A guide to finding meaning and connection through poetry.
Poet and historian Hecht, author of Doubt and The Happiness Myth, launches an ambitious investigation into how spiritually inclined nonbelievers seeking a meaningful alternative to organized religion’s dogma can find it in poetry. “Many of us who are happy to live outside religion still suffer from a lack of things religion gives its members,” writes the author. “It seems to me the remedy to this suffering is a shift in the way we think about ritual and the poetry of our lives.” In laying out the possibilities, she writes, “I want to tempt you to compile a clutch of poems for holidays, events, practices, and emergencies. I’ll show you how to gather and get to know them, how to take them into your daily life and your heart.” Throughout 20 thematically focused chapters—e.g., “On Decisions,” “On Weddings,” “On Coming-of-Age”—Hecht shares anecdotal stories from a wide variety of individuals. As each reflects on their specific struggles or dissatisfaction, the author offers a particular poem as a balm. Though somewhat random, Hecht’s poetry selection is expansive, ranging across centuries and cultures. Among the dozens of poets she enlists are Rumi, Rilke, Samuel Taylor Coleridge, Robert Frost, Pablo Neruda, Maya Angelou, and Joy Harjo. Hecht’s premise is thought-provoking and intriguing, and the book will appeal to avid readers of Elizabeth Gilbert, Julia Cameron, Anne Lamott, and similar authors.
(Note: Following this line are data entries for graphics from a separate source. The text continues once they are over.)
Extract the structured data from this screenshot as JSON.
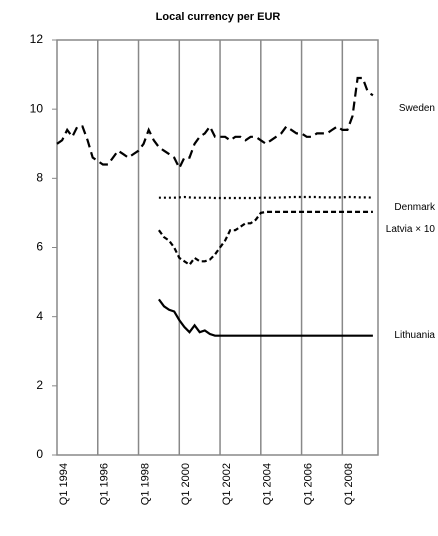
{
  "chart_data": {
    "type": "line",
    "title": "Local currency per EUR",
    "categories": [
      "Q1 1994",
      null,
      null,
      null,
      null,
      null,
      null,
      null,
      "Q1 1996",
      null,
      null,
      null,
      null,
      null,
      null,
      null,
      "Q1 1998",
      null,
      null,
      null,
      null,
      null,
      null,
      null,
      "Q1 2000",
      null,
      null,
      null,
      null,
      null,
      null,
      null,
      "Q1 2002",
      null,
      null,
      null,
      null,
      null,
      null,
      null,
      "Q1 2004",
      null,
      null,
      null,
      null,
      null,
      null,
      null,
      "Q1 2006",
      null,
      null,
      null,
      null,
      null,
      null,
      null,
      "Q1 2008",
      null,
      null,
      null,
      null,
      null,
      null
    ],
    "series": [
      {
        "name": "Sweden",
        "color": "#000000",
        "dash": "9,5",
        "values": [
          9.0,
          9.1,
          9.4,
          9.2,
          9.5,
          9.5,
          9.1,
          8.6,
          8.5,
          8.4,
          8.4,
          8.6,
          8.8,
          8.7,
          8.6,
          8.7,
          8.8,
          9.0,
          9.4,
          9.1,
          8.9,
          8.8,
          8.7,
          8.6,
          8.3,
          8.6,
          8.6,
          9.0,
          9.2,
          9.3,
          9.5,
          9.2,
          9.2,
          9.2,
          9.1,
          9.2,
          9.2,
          9.1,
          9.2,
          9.2,
          9.1,
          9.0,
          9.1,
          9.2,
          9.3,
          9.5,
          9.4,
          9.3,
          9.3,
          9.2,
          9.2,
          9.3,
          9.3,
          9.3,
          9.4,
          9.5,
          9.4,
          9.4,
          9.8,
          10.9,
          10.9,
          10.5,
          10.4
        ]
      },
      {
        "name": "Denmark",
        "color": "#000000",
        "dash": "2,3",
        "values": [
          null,
          null,
          null,
          null,
          null,
          null,
          null,
          null,
          null,
          null,
          null,
          null,
          null,
          null,
          null,
          null,
          null,
          null,
          null,
          null,
          7.44,
          7.44,
          7.44,
          7.44,
          7.45,
          7.46,
          7.45,
          7.44,
          7.44,
          7.44,
          7.44,
          7.43,
          7.43,
          7.43,
          7.43,
          7.43,
          7.43,
          7.43,
          7.43,
          7.43,
          7.44,
          7.44,
          7.44,
          7.44,
          7.45,
          7.45,
          7.46,
          7.46,
          7.46,
          7.46,
          7.46,
          7.46,
          7.45,
          7.45,
          7.45,
          7.45,
          7.45,
          7.46,
          7.46,
          7.45,
          7.45,
          7.45,
          7.44
        ]
      },
      {
        "name": "Latvia × 10",
        "color": "#000000",
        "dash": "5,3",
        "values": [
          null,
          null,
          null,
          null,
          null,
          null,
          null,
          null,
          null,
          null,
          null,
          null,
          null,
          null,
          null,
          null,
          null,
          null,
          null,
          null,
          6.5,
          6.3,
          6.2,
          6.0,
          5.7,
          5.6,
          5.5,
          5.7,
          5.6,
          5.6,
          5.65,
          5.8,
          6.0,
          6.2,
          6.5,
          6.5,
          6.6,
          6.7,
          6.7,
          6.8,
          7.0,
          7.03,
          7.03,
          7.03,
          7.03,
          7.03,
          7.03,
          7.03,
          7.03,
          7.03,
          7.03,
          7.03,
          7.03,
          7.03,
          7.03,
          7.03,
          7.03,
          7.03,
          7.03,
          7.03,
          7.03,
          7.03,
          7.03
        ]
      },
      {
        "name": "Lithuania",
        "color": "#000000",
        "dash": "",
        "values": [
          null,
          null,
          null,
          null,
          null,
          null,
          null,
          null,
          null,
          null,
          null,
          null,
          null,
          null,
          null,
          null,
          null,
          null,
          null,
          null,
          4.5,
          4.3,
          4.2,
          4.15,
          3.9,
          3.7,
          3.55,
          3.75,
          3.55,
          3.6,
          3.5,
          3.45,
          3.45,
          3.45,
          3.45,
          3.45,
          3.45,
          3.45,
          3.45,
          3.45,
          3.45,
          3.45,
          3.45,
          3.45,
          3.45,
          3.45,
          3.45,
          3.45,
          3.45,
          3.45,
          3.45,
          3.45,
          3.45,
          3.45,
          3.45,
          3.45,
          3.45,
          3.45,
          3.45,
          3.45,
          3.45,
          3.45,
          3.45
        ]
      }
    ],
    "ylim": [
      0,
      12
    ],
    "yticks": [
      0,
      2,
      4,
      6,
      8,
      10,
      12
    ],
    "grid": "x"
  }
}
However, Hecht’s writing often lacks those writers’ grounded, open-hearted clarity, and the text, though studded with insightful commentary, often wavers unevenly between conversational guidance and abstruse rumination. “I think if we want to know ourselves and the world we are floating in, we have to risk swimming out past the breaking waves,” she writes. “It’s deep out there, but to switch metaphors, the task is not to solve anything, but to find out what happens when we try to live the questions.”
For spiritual seekers, a loosely inspirational invitation to reconsider the role of poetry in life.